Türkiye’nin başına çöreklenen siyasi irade, kendisi için rakip ya da tehlike gördüğü her şeyi, her hedefi ezerek yoluna ilerleme politikasından asla vazgeçmiyor.
Yargıtay ve Danıştay’ın yapısını tümden değiştirip, üye sayısını azaltarak, atayacağı yeni üyeleri “kendi kontenjanından seçerek”, yüksek yargıya da altın vuruşu yapmak peşindeler.
Sırada Anayasa Mahkemesi’nin olacağı kuşku getirmez bir gerçek.
Türkiye’nin en zeki çocuklarının okuduğu liselerden yükselen tepkilere, terörist muamelesi yapmak üzere düğmeye basıldığı haberleri geliyor.

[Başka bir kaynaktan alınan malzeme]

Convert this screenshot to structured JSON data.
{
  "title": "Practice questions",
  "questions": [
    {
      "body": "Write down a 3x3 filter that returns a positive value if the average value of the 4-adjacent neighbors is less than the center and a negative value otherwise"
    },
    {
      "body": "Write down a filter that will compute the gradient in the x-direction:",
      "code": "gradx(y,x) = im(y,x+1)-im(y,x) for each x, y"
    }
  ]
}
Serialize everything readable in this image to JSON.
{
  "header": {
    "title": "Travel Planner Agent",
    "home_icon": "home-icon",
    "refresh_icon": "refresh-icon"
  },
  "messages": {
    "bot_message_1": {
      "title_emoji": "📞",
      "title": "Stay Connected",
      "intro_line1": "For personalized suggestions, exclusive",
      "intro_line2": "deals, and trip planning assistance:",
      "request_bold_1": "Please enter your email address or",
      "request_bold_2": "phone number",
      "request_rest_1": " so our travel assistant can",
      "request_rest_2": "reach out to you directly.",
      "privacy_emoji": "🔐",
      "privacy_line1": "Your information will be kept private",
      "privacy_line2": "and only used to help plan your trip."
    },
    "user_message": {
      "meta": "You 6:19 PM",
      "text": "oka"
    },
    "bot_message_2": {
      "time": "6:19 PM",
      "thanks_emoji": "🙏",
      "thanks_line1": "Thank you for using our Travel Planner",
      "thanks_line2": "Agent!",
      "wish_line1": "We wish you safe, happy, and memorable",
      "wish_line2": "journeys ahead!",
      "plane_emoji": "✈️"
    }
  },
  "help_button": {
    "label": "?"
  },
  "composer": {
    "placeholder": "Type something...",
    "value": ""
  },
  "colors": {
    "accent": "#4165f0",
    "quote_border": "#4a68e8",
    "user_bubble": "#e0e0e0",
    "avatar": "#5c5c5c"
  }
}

Bir muhalefet partisi liderine boş mermi kovanı atarak gözdağı vermek ya da yumurta fırlattırmak, gazetecileri dövdürmek, gazete binalarına sıkılan kurşunlara kayıtsız kalmak, adliye binası önünde gazetecilerin kurşunlanmasına zemin hazırlamak Yeni Türkiye’de sıkça karşılaştığımız olaylar haline geldi.
Yargı, lise öğrencileri, medya, muhalefet hülasa rahatsız olunan her şeyi susturmak için her yolun denendiği bir Türkiye’den bahsediyoruz.
Olası bir iç savaşın neden ve nasıl meydana geleceğini konuşmak yerine “ezer geçeriz” diyen bir güç sarhoşluğundan bahsediyoruz.
Sadece içeride değil dışarıda da gırtlağına kadar hukuksuzluğa bulaşmış bir ülkeden bahsediyoruz.
PYD lideri Salih Müslim, daha dün yaptığı açıklamada “Türkiye, IŞİD’e destek vermeye devam ediyor” diyor.
Rusya, Türk sınırından giren silahlı güçlerin Halep’te savaştığını duyuruyor.
Mısır Mahkemelerinde Türkiye’nin İhvanı Müslimin’e silah desteği verip vermediği sorgulanıyor.